Commissie voor Cultuur, Jeugd, Sport en Media Vergadering van 14/10/2004
Vraag om uitleg van de heer Steven Vanackere tot de heer Bert Anciaux, Vlaams minister van Cultuur, Jeugd, Sport en Brussel, over de hervorming van de subsidieregeling voor de verdeling van de middelen van de Nationale Loterij die bedoeld zijn voor culturele doeleinden en organisaties
De voorzitter: Aan de orde is de vraag om uitleg van de heer Vanackere tot de heer Anciaux, Vlaams minister van Cultuur, Jeugd, Sport en Brussel, over de hervorming van de subsidieregeling voor de verdeling van de middelen van de Nationale Loterij die bedoeld zijn voor culturele doeleinden en organisaties.
De heer Vanackere heeft het woord.
De heer Steven Vanackere: Mijnheer de voorzitter, mijnheer de minister, collega's, de verdeling van de middelen van de Nationale Loterij in de culturele sector is in deze commissie een saga gebleken die aanleiding gaf tot talloze betogen, in het bijzonder van gewezen lid mevrouw Van Hecke. U mag van me aannemen dat ik graag het estafettestokje van haar overneem. Ik hoop evenwel dat ik niet zoveel vragen zal moeten stellen als zij alvorens het systeem perfect op punt staat.
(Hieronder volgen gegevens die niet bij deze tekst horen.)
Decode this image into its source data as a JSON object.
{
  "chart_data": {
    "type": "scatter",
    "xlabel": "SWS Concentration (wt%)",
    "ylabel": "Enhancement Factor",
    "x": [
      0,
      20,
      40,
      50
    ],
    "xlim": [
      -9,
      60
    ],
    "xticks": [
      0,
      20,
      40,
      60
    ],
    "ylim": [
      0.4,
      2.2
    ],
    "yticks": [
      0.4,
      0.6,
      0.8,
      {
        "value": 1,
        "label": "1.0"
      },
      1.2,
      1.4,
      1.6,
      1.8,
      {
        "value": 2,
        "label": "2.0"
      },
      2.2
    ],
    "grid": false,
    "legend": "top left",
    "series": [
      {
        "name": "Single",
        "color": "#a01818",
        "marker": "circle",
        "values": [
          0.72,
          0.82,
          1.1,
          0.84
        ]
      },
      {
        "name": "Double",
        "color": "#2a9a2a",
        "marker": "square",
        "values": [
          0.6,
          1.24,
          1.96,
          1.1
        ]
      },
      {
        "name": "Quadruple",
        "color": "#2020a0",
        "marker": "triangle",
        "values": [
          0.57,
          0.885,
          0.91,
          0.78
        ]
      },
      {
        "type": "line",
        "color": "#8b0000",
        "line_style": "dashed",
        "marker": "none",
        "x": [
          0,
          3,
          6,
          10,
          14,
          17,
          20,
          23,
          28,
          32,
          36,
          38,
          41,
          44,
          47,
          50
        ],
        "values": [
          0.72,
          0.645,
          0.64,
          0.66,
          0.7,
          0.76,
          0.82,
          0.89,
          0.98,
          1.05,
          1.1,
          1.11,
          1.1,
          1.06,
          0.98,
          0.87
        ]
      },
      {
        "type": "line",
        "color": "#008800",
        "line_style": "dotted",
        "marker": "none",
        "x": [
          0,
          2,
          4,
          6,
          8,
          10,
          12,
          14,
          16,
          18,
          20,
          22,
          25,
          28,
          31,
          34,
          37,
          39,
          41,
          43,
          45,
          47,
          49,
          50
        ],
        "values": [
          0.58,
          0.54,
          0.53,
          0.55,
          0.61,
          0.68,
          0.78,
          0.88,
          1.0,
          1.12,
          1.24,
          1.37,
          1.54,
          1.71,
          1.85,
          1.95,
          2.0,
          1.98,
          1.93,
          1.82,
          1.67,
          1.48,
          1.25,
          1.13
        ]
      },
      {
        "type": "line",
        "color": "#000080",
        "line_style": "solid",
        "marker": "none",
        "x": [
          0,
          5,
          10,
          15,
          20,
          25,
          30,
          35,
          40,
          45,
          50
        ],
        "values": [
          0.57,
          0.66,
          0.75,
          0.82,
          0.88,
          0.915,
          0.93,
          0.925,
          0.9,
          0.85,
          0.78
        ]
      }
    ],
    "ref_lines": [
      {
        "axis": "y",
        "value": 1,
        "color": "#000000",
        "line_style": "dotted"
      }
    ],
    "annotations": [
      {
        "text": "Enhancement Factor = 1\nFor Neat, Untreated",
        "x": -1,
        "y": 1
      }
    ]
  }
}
Het vertrek van mevrouw Van Hecke betekent dus niet dat we het onderwerp laten rusten.
Sinds de Lambermontakkoorden van 2002 is de Vlaamse Gemeenschap zelf verantwoordelijk voor de verdeling van een groot deel van de winst van de Nationale Loterij. De jaren 2002 en 2003 werden als overgangsjaren beschouwd waarbij men zich bleef baseren op de verdelingen van vroeger.
Het was de bedoeling om vanaf 2004 een nieuwe regeling uit te werken waardoor de winst van de Nationale Loterij in de culturele sector vooral zou worden verdeeld via de gewone decretale weg en via sectorale projectsubsidies, maar ook via twee nieuwe reglementen, namelijk een subsidiereglement voor experimentele uitzonderlijke participatieprojecten ten bedrage van ongeveer 850.000 euro en een subsidiereglement voor hobby- en vrijetijdsverenigingen ten bedrage van ongeveer 100.000 euro.
Op die manier werd gehoopt te kunnen afstappen van het federale systeem van vóór 2002 dat door twee ministers van de vorige Vlaamse Regering werd bestempeld als 'een samenraapsel van accidentele toewijzingen en bijkomende subsidies' met instellingen die 'slechts op het einde van het jaar op de hoogte gebracht werden van de toegekende bedragen' en een 'bric-à-brac, want zo noem ik wat nu met de Nationale-Loterijgelden gebeurt.' Een van beide citaten werd door u uitgesproken, ik laat u raden welk.
Wijlen Gaston Geens zei, in een uitspraak die jammer genoeg telkens verkeerd wordt geciteerd, 'wat we zelf doen, moeten we beter doen'. De heer Geens formuleerde dus geen zelfgenoegzame zelfbewieroking, maar wel een opdracht. Mijnheer de minister, doen we het nu beter? Er is alvast meer geld dan in de federale tijd, en dat is goed nieuws. Dankzij de Lambertmontakkoorden zijn de middelen immers gestegen. Ik vraag me echter af of we de verdeling van het geld nu beter organiseren dan vroeger.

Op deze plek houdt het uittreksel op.